Here are some key quotes:
"Mindfulness meditation has been shown to give patients control over their own depression and anxiety levels and levels of chronic pain, according to a paper published earlier this month in the journal Frontiers in Human Neuroscience.
[...]
Catherine Kerr, lead author of the new study and director of translational neuroscience at Brown University in Providence, in the US, says that when we are depressed, attention is "consumed by negative preoccupations, thoughts and worries". Instead of disengaging and moving on, we find ourselves digging deeper into negative thought patterns.
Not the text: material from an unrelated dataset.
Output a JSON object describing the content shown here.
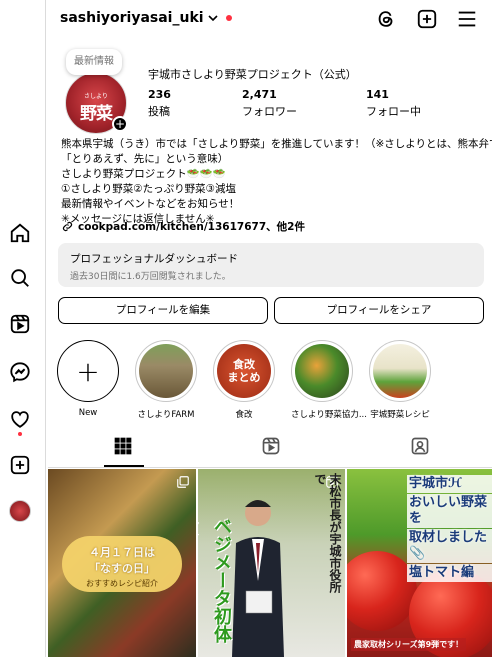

Mindfulness gives patients control over this habitual chain via a "body scan" technique, where patients systematically engage and disengage with the sensations in each part of the body. As they do so, alpha rhythms, which organise the flow of sensory information in the brain, increase and decrease. Kerr describes this as a "sensory volume knob" and it is this flexible focusing skill which, the paper proposes, "regulates attention so that it does not become biased toward negative physical sensations and thoughts, as in depression". Early Buddhists advanced a similar theory 2,500 years ago in a famous practice text called "Mindfulness of the body and breath".
[...]
Having recognised the health and cost benefits, some NHS trusts accept self-referrals, others accept referrals via GPs. The Mental Health Foundation, which has produced a list of some of the NHS-funded courses, estimates that as many as 30% of GPs now refer patients to mindfulness training.
However, these programmes are often bundled under "talking therapies" treatment, such as cognitive behavioural therapy (CBT), which is misleading since talking is exactly what mindfulness practitioners aren't doing."